After he left , I was numb. My senses and emotions were in a whirl. In a while, I wrote some thoughts down. I don't know why; I just felt compelled to say something. Perhaps it was to relieve some of the torture I felt, or maybe I thought I would make ready something to say to him the next time I saw him. I don't know. I put it in my desk. The next day, I ran across it and read it. To my surprise, with a couple of minor changes, it became a poem. I hid it, embarrassed. Later that week another inspiration came to me and I wrote another poem.
Then it was like I couldn't turn it off. I wrote between five and ten poems a day for over five years. I was determined it was some sort of fluke and it would go away or I would run out of words or ideas. It didn't. I would go around asking people to give me a word or express an idea in a sentence. I would write an eight to sixteen line poem for them right on the spot. Sometimes the poems would shock me, cutting into someone's life as though I knew them.
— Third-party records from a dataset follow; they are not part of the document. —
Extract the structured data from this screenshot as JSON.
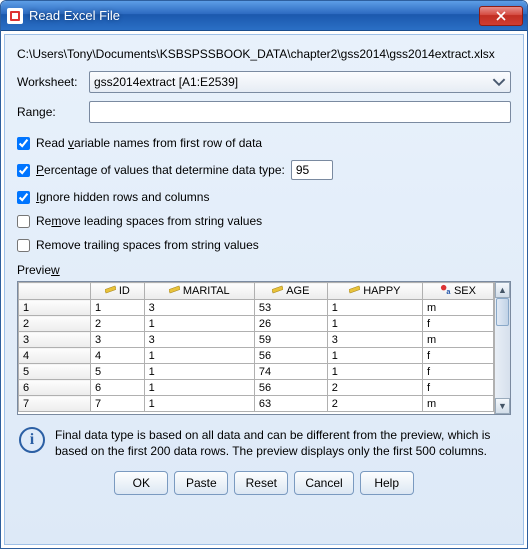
{
  "window": {
    "title": "Read Excel File"
  },
  "path": "C:\\Users\\Tony\\Documents\\KSBSPSSBOOK_DATA\\chapter2\\gss2014\\gss2014extract.xlsx",
  "fields": {
    "worksheet_label": "Worksheet:",
    "worksheet_value": "gss2014extract [A1:E2539]",
    "range_label": "Range:",
    "range_value": ""
  },
  "checks": {
    "read_var": {
      "label_pre": "Read ",
      "label_u": "v",
      "label_post": "ariable names from first row of data",
      "checked": true
    },
    "pct": {
      "label_pre": "",
      "label_u": "P",
      "label_post": "ercentage of values that determine data type:",
      "checked": true,
      "value": "95"
    },
    "ignore_hidden": {
      "label_pre": "",
      "label_u": "I",
      "label_post": "gnore hidden rows and columns",
      "checked": true
    },
    "remove_leading": {
      "label_pre": "Re",
      "label_u": "m",
      "label_post": "ove leading spaces from string values",
      "checked": false
    },
    "remove_trailing": {
      "label_pre": "Remove trailin",
      "label_u": "g",
      "label_post": " spaces from string values",
      "checked": false
    }
  },
  "preview": {
    "label_pre": "Previe",
    "label_u": "w",
    "columns": [
      "ID",
      "MARITAL",
      "AGE",
      "HAPPY",
      "SEX"
    ],
    "col_types": [
      "ruler",
      "ruler",
      "ruler",
      "ruler",
      "char"
    ],
    "rows": [
      {
        "n": "1",
        "cells": [
          "1",
          "3",
          "53",
          "1",
          "m"
        ]
      },
      {
        "n": "2",
        "cells": [
          "2",
          "1",
          "26",
          "1",
          "f"
        ]
      },
      {
        "n": "3",
        "cells": [
          "3",
          "3",
          "59",
          "3",
          "m"
        ]
      },
      {
        "n": "4",
        "cells": [
          "4",
          "1",
          "56",
          "1",
          "f"
        ]
      },
      {
        "n": "5",
        "cells": [
          "5",
          "1",
          "74",
          "1",
          "f"
        ]
      },
      {
        "n": "6",
        "cells": [
          "6",
          "1",
          "56",
          "2",
          "f"
        ]
      },
      {
        "n": "7",
        "cells": [
          "7",
          "1",
          "63",
          "2",
          "m"
        ]
      }
    ]
  },
  "info_text": "Final data type is based on all data and can be different from the preview, which is based on the first 200 data rows. The preview displays only the first 500 columns.",
  "buttons": {
    "ok": "OK",
    "paste": "Paste",
    "reset": "Reset",
    "cancel": "Cancel",
    "help": "Help"
  }
}
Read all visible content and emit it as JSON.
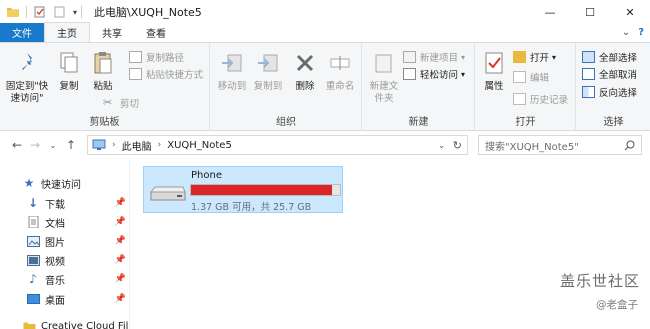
{
  "window": {
    "title": "此电脑\\XUQH_Note5",
    "minimize": "—",
    "maximize": "☐",
    "close": "✕"
  },
  "ribbon_tabs": [
    "文件",
    "主页",
    "共享",
    "查看"
  ],
  "ribbon": {
    "clipboard": {
      "label": "剪贴板",
      "pin_quick_access": "固定到\"快速访问\"",
      "copy": "复制",
      "paste": "粘贴",
      "copy_path": "复制路径",
      "paste_shortcut": "粘贴快捷方式",
      "cut": "剪切"
    },
    "organize": {
      "label": "组织",
      "move_to": "移动到",
      "copy_to": "复制到",
      "delete": "删除",
      "rename": "重命名"
    },
    "new": {
      "label": "新建",
      "new_folder": "新建文件夹",
      "new_item": "新建项目",
      "easy_access": "轻松访问"
    },
    "open": {
      "label": "打开",
      "properties": "属性",
      "open": "打开",
      "edit": "编辑",
      "history": "历史记录"
    },
    "select": {
      "label": "选择",
      "select_all": "全部选择",
      "select_none": "全部取消",
      "invert": "反向选择"
    }
  },
  "address": {
    "crumbs": [
      "此电脑",
      "XUQH_Note5"
    ],
    "search_placeholder": "搜索\"XUQH_Note5\""
  },
  "nav_pane": {
    "items": [
      {
        "label": "快速访问",
        "icon": "star-icon",
        "pinned": false
      },
      {
        "label": "下载",
        "icon": "download-icon",
        "pinned": true
      },
      {
        "label": "文档",
        "icon": "document-icon",
        "pinned": true
      },
      {
        "label": "图片",
        "icon": "picture-icon",
        "pinned": true
      },
      {
        "label": "视频",
        "icon": "video-icon",
        "pinned": true
      },
      {
        "label": "音乐",
        "icon": "music-icon",
        "pinned": true
      },
      {
        "label": "桌面",
        "icon": "desktop-icon",
        "pinned": true
      },
      {
        "label": "Creative Cloud Files",
        "icon": "folder-icon",
        "pinned": false
      }
    ]
  },
  "drive": {
    "name": "Phone",
    "info": "1.37 GB 可用，共 25.7 GB",
    "used_fraction": 0.947,
    "bar_color": "#da2626"
  },
  "watermark": {
    "line1": "盖乐世社区",
    "line2": "@老盒子"
  }
}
I now call it a knack. I am still the same old hard-core realist. I still have high expectations of people and believe in my heart-of-hearts that humanity is worth saving if only people would believe in themselves.
I seem to hold everyone accountable for who and what they are, and mostly will say it up front. I am a poet...and coincidentally write the stuff. If you want to do a thing well, do it a lot. My advice to those starting out? Well, knowledge is the great equalizer of mankind and inspiration is its product. Read, read, read, and don't be fooled into believing anything more than you can use.
I am himself, Michael L. Conner, age 55. I am married with three grown children. My formal education was in law enforcement. Journalism was my secondary (backup) choice. I began life on a farm and finished in a mid-western town. I have written some 10,000 poems but only 8 books are completed so far. Writing gets in the way of book production.